City reports $1.1M budget deficit

Published 11:54 am Saturday, September 1, 2018

FRANKLIN
The City of Franklin finished out the 2017-2018 fiscal year in June with a general fund budget deficit of approximately $1.1 million.

According to Tracy Gregory, the city’s interim finance director, the city had originally anticipated finishing out the fiscal year with a $508,000 budget deficit, but as a result of council-approved budget amendments throughout the fiscal year that required funding above available revenues, this figure increased to an anticipated $1.38 million deficit. The city did, however, end up receiving unexpected revenue in the amount of approximately $180,000 from the sale of real estate and savings of approximately $130,000 from a technology project where funds for which were not spent as initially planned during the budgeting process, which is why the deficit ended up being $1.1 million.

Gregory said that in addition to the originally projected $508,000 deficit, two of the main expenses the city encountered throughout the 2017-2018 fiscal year that contributed to the $1.1 million deficit were the purchase of a new E911 generator in September 2017, which cost the city approximately $205,000, and a transfer of approximately $356,000 to cover a Capital Project Fund deficit identified in its fiscal year 2016-2017 audit.

The city covered the resulting deficit and balanced its year-end budget by appropriating approximately $1.382 million throughout the fiscal year from its unassigned general fund balance, which it treats like a savings account for when expenses exceed available revenue.

“A budget has to be flexible to meet unexpected expenses,” Gregory said. “That is why there are reserves, which meet needs of the City when unexpected things happen or revenue does not come to the City as anticipated when the budget was prepared.”

This will be the third consecutive fiscal year that the city has finished with a general fund budget deficit. According to Gregory, the last time the city finished a fiscal year with a surplus was the end of fiscal year 2014-2015. The surplus was in the amount of $177,563 and was added back into the city’s reserves. In fiscal year 2015-2016 the city reported a budget deficit of $306,700 and in 2016-2017, a deficit of $187,449.

Despite the recurring trend of finishing out a fiscal year with a general fund budget deficit, interim deputy city manager H. Taylor Williams IV cautioned that it would not be accurate to say that the city does not bring in enough revenue to cover expenses.

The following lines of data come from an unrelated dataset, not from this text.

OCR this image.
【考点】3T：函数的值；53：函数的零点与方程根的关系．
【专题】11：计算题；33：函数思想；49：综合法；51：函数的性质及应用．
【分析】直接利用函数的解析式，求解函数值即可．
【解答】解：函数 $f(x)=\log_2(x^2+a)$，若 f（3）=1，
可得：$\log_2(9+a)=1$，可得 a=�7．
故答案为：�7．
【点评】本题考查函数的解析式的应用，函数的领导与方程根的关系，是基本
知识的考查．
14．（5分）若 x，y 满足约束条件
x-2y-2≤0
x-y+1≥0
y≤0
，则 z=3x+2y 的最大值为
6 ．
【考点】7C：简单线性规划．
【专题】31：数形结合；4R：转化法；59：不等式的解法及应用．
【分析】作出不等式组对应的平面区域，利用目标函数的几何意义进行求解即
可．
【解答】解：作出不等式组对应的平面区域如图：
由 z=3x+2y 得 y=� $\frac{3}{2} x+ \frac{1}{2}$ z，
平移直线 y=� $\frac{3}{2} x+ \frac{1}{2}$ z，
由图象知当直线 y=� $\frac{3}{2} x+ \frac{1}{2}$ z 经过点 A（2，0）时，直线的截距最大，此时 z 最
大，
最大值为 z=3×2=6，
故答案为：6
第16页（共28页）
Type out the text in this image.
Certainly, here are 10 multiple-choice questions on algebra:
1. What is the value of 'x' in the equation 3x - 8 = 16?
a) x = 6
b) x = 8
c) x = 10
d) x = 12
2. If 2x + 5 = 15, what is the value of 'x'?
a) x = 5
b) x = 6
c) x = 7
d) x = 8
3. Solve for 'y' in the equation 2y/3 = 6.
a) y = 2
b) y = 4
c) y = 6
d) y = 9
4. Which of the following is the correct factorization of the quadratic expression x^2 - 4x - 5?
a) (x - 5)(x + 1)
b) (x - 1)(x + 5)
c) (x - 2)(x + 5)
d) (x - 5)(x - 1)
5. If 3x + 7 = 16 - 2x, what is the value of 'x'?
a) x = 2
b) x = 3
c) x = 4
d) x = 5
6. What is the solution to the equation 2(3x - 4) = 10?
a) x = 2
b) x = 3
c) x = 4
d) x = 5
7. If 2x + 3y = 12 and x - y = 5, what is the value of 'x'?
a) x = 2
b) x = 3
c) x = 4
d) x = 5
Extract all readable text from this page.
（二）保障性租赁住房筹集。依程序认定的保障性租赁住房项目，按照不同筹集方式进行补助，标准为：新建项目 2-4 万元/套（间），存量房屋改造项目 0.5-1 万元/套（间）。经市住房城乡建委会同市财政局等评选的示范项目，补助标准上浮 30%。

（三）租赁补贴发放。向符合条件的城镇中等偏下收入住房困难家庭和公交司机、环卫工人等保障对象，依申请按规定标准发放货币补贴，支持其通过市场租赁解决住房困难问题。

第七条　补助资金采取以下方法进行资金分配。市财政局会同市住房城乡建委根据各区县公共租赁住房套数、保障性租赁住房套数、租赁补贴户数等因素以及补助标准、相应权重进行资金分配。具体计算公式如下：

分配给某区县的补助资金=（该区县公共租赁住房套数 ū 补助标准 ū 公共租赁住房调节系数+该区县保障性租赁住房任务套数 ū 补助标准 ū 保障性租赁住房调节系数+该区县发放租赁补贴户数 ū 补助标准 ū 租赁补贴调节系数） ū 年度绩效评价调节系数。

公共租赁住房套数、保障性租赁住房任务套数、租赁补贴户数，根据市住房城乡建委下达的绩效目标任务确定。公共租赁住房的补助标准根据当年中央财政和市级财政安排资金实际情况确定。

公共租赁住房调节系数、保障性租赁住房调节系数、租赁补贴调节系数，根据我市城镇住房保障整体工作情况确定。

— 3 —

“Budgeting is a process that has many moving parts,” Williams said. “The first moving part is to try to guess what will be the revenues available for expenditure in the next budgeting period. There are recognized revenue streams from past experience. But it must be considered in the process of trying to predict revenues that some streams will be less than expected and some streams will be more than expected, and some streams will be from sources totally unexpected

“Once these moving parts have been totaled, we begin to work on expenditures. During the budgeting process, departments will have absolute needs that will be calculated, and then there will be expenditures that will be ‘wants,’ which sometimes are capital expenditures… As reported at the last Council meeting, the City has a reserve fund balance in excess of the minimum provided in City financial policies. That means the City has the ability to cover any shortfall in revenue streams.

“The other consideration is the monthly reporting of income and expenses. The City is constantly looking at its overall financial situation to be sure it does not overspend its revenues. If unexpected expenses do occur, the Council has the ability to draw on its reserve fund balance to offset the unexpected expenditures.”